You are growing so much. Yes, obviously, you’re gaining weight and lengthening — 16.5 lbs and a tad over 24 inches long — but you’re growing so much in other ways. Your eyes follow movements with more attentiveness. You try to sit up on your own, even though it looks like you’re in an exhausted hunch. It’s cute. You move your legs and arms with more purpose. You like pushing off surfaces with your feet to stand up on your sturdy little legs. You’ve discovered your thumb.
You can also hold your head up for longer periods of time! But you do kind of remind me of Grover from Sesame Street: even though your neck is stronger, there’s still moments where your head looks like it’s going to fall off. I’m sure the wobbliness won’t last much longer, because you have been working hard at it!

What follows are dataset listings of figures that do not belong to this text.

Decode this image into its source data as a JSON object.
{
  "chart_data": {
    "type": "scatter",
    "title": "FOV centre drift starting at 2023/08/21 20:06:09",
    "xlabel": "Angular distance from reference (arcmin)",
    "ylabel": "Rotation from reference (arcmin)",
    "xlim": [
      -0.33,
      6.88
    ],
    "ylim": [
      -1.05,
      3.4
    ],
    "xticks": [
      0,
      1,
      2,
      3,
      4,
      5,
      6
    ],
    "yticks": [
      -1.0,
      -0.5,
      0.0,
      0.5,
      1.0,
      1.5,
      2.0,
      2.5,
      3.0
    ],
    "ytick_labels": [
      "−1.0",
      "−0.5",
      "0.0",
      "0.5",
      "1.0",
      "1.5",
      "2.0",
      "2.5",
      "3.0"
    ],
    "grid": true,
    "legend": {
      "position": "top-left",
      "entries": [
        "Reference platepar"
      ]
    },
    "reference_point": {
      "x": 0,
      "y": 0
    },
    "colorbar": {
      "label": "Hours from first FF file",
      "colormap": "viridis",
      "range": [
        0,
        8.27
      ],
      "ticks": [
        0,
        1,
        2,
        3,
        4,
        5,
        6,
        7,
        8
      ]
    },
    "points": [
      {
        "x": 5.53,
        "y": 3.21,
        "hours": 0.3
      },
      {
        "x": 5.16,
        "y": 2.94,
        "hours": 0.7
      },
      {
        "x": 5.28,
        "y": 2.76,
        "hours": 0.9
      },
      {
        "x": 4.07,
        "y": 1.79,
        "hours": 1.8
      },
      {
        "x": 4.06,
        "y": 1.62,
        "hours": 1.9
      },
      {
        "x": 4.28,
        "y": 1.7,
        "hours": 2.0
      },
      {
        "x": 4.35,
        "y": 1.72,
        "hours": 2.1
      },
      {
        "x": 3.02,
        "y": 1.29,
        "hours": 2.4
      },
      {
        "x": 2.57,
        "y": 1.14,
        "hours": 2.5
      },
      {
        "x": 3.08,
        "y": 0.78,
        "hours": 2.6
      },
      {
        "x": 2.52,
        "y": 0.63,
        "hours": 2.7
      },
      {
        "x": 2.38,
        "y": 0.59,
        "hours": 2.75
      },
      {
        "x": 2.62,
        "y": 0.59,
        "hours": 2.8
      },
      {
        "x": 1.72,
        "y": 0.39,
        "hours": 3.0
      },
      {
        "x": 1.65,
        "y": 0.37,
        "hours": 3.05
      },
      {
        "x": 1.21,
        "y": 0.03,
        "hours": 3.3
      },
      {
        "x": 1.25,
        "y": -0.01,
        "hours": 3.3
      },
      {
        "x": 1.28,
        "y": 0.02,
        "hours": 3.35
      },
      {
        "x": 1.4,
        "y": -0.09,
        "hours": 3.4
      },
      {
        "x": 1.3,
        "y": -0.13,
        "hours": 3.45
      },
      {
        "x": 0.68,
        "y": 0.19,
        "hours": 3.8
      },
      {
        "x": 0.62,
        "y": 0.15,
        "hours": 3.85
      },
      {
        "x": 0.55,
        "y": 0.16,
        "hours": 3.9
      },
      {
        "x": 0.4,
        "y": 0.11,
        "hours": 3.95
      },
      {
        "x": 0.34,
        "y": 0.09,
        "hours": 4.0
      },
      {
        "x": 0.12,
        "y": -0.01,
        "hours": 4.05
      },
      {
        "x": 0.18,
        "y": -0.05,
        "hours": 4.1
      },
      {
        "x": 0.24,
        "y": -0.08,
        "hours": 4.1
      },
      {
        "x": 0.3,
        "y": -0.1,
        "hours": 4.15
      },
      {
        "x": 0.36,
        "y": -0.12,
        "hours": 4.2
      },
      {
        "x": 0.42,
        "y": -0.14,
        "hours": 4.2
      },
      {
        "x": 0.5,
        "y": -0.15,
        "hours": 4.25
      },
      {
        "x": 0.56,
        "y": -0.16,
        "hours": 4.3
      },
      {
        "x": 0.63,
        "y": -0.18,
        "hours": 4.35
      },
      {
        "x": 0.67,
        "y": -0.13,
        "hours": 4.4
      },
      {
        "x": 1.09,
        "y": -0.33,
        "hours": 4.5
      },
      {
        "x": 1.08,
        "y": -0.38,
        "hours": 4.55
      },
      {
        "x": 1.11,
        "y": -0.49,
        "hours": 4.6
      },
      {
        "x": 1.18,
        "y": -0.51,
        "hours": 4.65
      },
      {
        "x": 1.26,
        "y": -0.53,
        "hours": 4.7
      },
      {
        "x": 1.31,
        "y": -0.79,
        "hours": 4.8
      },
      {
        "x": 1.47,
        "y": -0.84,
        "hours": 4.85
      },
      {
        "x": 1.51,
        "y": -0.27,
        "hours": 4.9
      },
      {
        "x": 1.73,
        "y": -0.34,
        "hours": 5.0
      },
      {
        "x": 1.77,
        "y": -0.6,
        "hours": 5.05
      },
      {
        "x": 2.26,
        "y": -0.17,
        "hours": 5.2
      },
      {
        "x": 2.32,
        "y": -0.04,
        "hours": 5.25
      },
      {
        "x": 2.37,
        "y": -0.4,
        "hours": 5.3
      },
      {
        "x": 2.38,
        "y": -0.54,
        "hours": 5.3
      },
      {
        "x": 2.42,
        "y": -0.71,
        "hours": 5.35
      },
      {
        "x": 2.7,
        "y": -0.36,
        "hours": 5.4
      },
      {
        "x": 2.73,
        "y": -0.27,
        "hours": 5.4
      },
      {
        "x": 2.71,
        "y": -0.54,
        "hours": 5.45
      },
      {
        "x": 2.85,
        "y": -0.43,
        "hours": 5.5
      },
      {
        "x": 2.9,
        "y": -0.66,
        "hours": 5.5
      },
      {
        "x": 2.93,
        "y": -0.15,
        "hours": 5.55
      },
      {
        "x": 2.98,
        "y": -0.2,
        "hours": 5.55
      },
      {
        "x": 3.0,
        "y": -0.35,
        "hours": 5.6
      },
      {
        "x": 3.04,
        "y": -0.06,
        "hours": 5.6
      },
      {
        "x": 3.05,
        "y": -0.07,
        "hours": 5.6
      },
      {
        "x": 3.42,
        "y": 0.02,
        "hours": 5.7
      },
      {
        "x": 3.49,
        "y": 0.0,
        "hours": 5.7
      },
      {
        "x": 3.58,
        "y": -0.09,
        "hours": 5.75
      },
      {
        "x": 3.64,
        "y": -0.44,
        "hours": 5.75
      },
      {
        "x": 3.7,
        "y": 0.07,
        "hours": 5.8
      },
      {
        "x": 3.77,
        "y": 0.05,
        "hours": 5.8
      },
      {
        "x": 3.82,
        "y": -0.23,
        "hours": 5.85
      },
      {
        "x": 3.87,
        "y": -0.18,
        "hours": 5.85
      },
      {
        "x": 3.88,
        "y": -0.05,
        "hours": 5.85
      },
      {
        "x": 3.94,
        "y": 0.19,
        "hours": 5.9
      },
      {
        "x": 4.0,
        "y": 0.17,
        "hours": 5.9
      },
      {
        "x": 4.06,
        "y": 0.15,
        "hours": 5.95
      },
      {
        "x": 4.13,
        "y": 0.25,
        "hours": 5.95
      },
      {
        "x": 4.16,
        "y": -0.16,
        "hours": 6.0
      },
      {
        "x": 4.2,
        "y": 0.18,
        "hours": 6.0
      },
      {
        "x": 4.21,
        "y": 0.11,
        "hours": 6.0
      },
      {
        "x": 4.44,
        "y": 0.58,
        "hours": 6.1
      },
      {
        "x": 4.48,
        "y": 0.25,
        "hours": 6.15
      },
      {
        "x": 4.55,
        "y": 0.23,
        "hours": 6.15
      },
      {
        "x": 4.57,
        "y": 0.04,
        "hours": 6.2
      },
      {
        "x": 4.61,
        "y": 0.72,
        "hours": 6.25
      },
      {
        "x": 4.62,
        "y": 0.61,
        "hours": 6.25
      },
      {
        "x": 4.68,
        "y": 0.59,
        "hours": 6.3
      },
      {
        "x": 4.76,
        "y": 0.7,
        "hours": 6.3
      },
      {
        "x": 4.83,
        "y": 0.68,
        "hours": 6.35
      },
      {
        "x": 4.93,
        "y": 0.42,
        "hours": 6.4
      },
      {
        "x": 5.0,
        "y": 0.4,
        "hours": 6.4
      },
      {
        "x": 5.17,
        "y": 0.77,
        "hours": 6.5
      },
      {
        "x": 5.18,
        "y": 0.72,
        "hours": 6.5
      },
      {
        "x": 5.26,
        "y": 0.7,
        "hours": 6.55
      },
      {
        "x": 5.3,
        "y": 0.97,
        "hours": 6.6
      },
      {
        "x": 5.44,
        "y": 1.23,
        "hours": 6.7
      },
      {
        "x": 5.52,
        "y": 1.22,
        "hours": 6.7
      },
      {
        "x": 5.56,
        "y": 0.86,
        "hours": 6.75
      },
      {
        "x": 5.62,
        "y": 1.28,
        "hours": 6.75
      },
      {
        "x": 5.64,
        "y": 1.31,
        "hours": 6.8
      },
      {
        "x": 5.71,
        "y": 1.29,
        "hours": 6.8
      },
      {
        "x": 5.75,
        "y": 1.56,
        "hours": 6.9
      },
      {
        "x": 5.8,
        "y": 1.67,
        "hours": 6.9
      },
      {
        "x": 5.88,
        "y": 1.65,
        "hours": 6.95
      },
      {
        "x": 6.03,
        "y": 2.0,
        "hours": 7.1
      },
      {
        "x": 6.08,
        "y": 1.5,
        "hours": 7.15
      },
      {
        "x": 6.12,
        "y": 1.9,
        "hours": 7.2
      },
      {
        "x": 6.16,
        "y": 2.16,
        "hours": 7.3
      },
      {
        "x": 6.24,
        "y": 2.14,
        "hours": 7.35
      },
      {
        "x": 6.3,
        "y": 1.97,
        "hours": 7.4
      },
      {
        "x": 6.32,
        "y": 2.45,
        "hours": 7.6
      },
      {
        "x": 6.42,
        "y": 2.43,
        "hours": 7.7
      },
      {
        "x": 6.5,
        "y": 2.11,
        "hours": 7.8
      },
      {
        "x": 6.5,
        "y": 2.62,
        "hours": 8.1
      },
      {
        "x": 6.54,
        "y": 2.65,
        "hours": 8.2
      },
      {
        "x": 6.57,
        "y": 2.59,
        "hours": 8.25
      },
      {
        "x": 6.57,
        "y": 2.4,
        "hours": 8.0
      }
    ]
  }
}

You have been going through a biiiiig brain growth spurt and things have been overloading your senses, but we have all made it through those napless mornings and cranky afternoons to the land of smiles and coos and quiet playing. We like it here.
I feel so bad for you when you go through these physical and mental leaps, because there’s not much I can do for you. You have to go through them. You need to go through these hard times because it really is a brighter, clearer world on the other side. And it’s awesome for me and your dad to see your eyes take in things with a new light of understanding.
Gah! We are in love with you, Lou. We got to go away as a family for a 4-day beach weekend to Cha-am, and it was a wonderful time for your quality-time-lovin’ parents. It was just the three of us tucked away in a nice sea view resort in a sleepy town. I’m so glad we went. There were many first-time memories during that weekend, and they are tucked away in my heart. I am hopeful that we will make it a priority to go on family vacations so that we can keep tucking away memories.
I’ve been trying to be more intentional in the time I spend with you during the day. Your dad has been a big influence in that. It took me this long because I’m rather thick-headed and think I can do all the things on my own power. Foolish, I know. And I’m sorry that you’ve had to feel the after effects of such prideful selfishness.
Abba is teaching me, dear child, and I am growing right alongside you these days. I don’t doubt we will be growing and learning together through the years. And you will hear my whispered “I’m so sorry” more than I would like, Louis. But I hope those sorries will be moments you learn and understand the powerful gifts of grace and forgiveness.